2) Machado became a US citizen this year. Yet according to this site (translated here) Machodo owes back taxes of over $4000.00 to the US.

The back taxes becomes an issue when one sees this:

Applications for U.S. citizenship (or naturalization) can be denied for a variety of reasons. While the naturalization process can be long and confusing, it is helpful if green card holders seeking citizenship are aware of the following four common application issues and how U.S. Citizenship and Immigration Services (USCIS) addresses them.

1.Taxes

If USCIS discovers that an applicant owes back taxes to the Internal Revenue Service (IRS), his or her application for citizenship will likely be denied. However, tax issues are not an automatic bar to naturalization. Applicants who can show that they’re making an effort to resolve their tax issues (for example, by enrolling in an IRS payment plan) may still be eligible for naturalization. USCIS has discretion when making this decision and considers whether the applicant entered into a payment plan voluntarily and then made an effort to become current.

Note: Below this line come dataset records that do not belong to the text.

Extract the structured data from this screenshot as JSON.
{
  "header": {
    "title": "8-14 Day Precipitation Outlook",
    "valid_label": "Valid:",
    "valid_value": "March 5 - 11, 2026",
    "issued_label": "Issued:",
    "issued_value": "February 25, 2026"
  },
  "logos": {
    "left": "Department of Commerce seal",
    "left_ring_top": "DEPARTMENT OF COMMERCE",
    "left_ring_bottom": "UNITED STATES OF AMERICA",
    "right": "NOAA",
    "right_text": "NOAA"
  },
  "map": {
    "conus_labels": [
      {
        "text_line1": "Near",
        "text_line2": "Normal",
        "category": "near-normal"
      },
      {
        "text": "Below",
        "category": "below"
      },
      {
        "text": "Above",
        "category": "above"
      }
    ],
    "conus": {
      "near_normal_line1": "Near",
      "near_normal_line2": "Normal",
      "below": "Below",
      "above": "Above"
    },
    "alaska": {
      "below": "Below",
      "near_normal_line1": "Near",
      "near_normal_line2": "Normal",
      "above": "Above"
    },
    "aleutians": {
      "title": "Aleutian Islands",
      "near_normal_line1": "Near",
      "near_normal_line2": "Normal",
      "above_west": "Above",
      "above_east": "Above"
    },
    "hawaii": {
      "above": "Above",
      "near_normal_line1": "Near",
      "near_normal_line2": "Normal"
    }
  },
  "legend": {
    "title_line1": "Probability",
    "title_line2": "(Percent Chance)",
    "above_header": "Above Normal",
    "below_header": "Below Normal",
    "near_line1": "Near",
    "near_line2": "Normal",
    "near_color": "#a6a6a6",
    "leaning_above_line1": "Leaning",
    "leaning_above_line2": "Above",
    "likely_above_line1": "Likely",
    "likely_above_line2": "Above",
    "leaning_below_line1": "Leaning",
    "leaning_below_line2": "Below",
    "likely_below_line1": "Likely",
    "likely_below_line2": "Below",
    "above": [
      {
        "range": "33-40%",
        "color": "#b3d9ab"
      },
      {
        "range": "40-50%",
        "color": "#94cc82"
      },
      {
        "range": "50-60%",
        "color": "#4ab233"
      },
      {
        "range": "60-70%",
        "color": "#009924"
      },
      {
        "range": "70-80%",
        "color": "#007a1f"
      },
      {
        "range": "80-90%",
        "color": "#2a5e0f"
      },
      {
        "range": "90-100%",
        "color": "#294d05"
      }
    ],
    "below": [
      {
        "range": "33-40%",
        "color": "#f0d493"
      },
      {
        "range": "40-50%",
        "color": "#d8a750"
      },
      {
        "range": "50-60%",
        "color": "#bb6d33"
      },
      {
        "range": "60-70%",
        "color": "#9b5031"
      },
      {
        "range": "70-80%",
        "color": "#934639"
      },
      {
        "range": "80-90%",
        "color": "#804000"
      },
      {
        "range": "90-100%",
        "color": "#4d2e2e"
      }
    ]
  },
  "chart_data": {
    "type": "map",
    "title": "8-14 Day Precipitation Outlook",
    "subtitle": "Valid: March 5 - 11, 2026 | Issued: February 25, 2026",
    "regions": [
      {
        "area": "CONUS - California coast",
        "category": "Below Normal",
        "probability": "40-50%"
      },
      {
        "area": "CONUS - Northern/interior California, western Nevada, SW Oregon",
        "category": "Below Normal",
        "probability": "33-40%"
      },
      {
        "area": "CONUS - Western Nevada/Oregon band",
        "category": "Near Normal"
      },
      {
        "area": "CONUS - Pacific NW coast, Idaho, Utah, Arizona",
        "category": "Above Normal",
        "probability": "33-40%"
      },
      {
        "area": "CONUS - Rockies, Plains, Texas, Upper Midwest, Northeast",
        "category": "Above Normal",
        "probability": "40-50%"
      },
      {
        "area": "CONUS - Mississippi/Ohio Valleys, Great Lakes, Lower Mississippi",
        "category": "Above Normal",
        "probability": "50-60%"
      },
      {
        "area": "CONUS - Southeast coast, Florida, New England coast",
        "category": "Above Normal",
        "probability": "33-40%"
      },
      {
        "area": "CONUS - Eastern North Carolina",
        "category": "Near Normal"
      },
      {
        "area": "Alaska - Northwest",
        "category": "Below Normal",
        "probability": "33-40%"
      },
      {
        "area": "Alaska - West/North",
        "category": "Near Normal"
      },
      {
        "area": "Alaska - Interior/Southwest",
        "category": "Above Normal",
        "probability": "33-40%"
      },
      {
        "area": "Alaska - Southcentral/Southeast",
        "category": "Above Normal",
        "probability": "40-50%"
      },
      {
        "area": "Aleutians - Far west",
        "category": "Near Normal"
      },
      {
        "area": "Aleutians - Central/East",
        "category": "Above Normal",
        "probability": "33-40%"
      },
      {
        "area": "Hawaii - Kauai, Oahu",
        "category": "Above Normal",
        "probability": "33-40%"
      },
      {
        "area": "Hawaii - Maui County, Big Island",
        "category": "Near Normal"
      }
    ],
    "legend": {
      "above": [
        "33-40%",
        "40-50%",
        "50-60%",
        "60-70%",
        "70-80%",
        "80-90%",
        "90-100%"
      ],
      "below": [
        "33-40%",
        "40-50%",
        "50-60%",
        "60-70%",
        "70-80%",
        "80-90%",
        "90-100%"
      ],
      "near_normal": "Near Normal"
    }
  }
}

As a result, it’s a good idea to contact the IRS and work to resolve any tax issues that you might have as soon as possible.

Why would Machodo be allowed to become a US citizen if she owed back taxes that were not voluntarily paid?

Could it be that allowing her to be a US Citizen pushes the narrative of Trump attacking a US citizen over weight issues?

We don’t know and to some extent, we don’t care.

The bottom line to us is that you have three people – Clinton, Trump and Machodo – involved in some weird triangle where the optics and not the facts are being argued.

The biggest thing that all three have in common is that when people wanted and expected them to be silent and do the right thing, all three did nothing but open their mouths.